Optimizing and characterizing a home-built Raman spectroscopy optical system using polystyrene microspheres

Abstract

In the recent decade, Raman spectroscopy has played a key role in photonics as a powerful method suited for detection, diagnosis and screening applications across various industrial fields. In this work, we propose a home built Raman Spectroscopy optical system optimized for polymer detection and characterization. Once fully calibrated, the intended use for the system is to analyse various macromolecules especially biomolecules in assessment of cell based diseases. This system makes use of a 527 nm excitation laser beam of 5 µs pulse duration AT 1 kHz repetition rate and an average power of 10 mW. An Andor CCD camera attached to a grated spectrometer was used for Raman spectrum acquisition and data processing was performed using the Origin software.
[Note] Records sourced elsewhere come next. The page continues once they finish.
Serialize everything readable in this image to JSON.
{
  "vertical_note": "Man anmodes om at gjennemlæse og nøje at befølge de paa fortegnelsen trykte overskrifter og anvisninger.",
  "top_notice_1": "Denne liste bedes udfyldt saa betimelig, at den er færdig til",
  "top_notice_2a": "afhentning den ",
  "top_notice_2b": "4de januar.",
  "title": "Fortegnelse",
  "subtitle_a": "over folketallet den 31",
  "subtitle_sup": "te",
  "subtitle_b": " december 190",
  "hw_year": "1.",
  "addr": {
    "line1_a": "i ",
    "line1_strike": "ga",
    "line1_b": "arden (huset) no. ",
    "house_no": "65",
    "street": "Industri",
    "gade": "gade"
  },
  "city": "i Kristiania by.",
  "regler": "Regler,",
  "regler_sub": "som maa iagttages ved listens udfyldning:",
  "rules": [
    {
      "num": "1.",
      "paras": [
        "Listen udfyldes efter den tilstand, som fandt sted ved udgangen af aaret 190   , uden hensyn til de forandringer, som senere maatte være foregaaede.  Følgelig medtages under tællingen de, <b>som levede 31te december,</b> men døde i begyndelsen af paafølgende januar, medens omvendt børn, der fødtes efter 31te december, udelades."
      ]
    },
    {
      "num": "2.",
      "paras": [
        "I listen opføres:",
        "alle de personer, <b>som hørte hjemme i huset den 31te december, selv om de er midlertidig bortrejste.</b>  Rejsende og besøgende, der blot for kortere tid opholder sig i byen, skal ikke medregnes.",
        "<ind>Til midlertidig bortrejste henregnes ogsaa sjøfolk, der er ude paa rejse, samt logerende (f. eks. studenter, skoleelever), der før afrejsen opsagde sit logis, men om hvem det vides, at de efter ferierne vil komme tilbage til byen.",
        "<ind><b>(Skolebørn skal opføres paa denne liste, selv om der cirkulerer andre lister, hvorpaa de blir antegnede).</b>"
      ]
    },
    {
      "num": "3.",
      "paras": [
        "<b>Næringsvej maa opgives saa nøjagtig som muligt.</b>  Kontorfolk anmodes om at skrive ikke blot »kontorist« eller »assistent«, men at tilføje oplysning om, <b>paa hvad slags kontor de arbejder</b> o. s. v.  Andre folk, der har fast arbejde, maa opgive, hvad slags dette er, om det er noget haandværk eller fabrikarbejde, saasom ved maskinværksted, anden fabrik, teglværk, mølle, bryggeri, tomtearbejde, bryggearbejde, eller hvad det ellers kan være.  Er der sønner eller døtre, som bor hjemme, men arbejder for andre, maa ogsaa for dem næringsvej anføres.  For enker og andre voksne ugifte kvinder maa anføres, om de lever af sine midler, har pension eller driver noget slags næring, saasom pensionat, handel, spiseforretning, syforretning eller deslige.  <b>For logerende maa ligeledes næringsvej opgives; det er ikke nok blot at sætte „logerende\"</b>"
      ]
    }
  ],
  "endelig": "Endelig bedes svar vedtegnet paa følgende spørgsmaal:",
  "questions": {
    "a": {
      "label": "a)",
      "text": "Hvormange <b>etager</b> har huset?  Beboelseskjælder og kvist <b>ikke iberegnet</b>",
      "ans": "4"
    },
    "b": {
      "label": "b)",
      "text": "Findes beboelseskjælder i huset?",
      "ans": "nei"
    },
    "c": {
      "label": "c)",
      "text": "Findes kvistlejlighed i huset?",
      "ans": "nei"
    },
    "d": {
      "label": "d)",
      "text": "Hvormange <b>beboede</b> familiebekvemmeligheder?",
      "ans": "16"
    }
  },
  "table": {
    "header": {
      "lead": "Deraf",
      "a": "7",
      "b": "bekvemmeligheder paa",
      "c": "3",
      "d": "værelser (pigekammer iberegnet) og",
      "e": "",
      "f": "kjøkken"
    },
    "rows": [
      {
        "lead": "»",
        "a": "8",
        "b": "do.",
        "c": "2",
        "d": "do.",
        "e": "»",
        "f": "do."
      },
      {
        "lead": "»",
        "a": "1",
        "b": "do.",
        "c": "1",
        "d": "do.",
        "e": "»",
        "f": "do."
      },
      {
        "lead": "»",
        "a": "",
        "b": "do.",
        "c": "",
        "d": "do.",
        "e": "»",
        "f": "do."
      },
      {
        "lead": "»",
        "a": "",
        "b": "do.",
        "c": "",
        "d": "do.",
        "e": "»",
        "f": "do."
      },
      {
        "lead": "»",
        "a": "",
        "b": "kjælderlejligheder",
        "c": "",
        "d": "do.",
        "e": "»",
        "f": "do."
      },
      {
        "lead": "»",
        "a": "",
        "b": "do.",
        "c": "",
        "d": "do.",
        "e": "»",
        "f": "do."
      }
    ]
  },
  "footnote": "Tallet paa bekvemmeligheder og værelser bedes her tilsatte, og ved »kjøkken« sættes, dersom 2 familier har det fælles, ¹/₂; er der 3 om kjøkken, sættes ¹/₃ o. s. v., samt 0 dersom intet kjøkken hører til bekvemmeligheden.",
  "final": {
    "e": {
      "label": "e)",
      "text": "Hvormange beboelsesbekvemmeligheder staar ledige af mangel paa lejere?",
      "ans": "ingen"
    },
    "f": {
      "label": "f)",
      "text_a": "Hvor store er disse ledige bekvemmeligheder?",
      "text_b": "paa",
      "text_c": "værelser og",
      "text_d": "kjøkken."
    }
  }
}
Polystyrene microspheres (20 µm) were diluted to various concentrations and analysed using the Raman system. The results obtained reveal that all the spectra excluding the control contained Raman peaks consistent with the documented molecular vibrations of polystyrene. Furthermore, the peak intensities and peak areas showed a direct relationship with the polymer concentration in solution. Future work will include testing polymer spheres of different sizes in order to assess the spectral differentiation capabilities of the system. Much of this work will lead to the design of Raman Spectroscopy system to be used as a diagnostic tool for point-of-care detection research.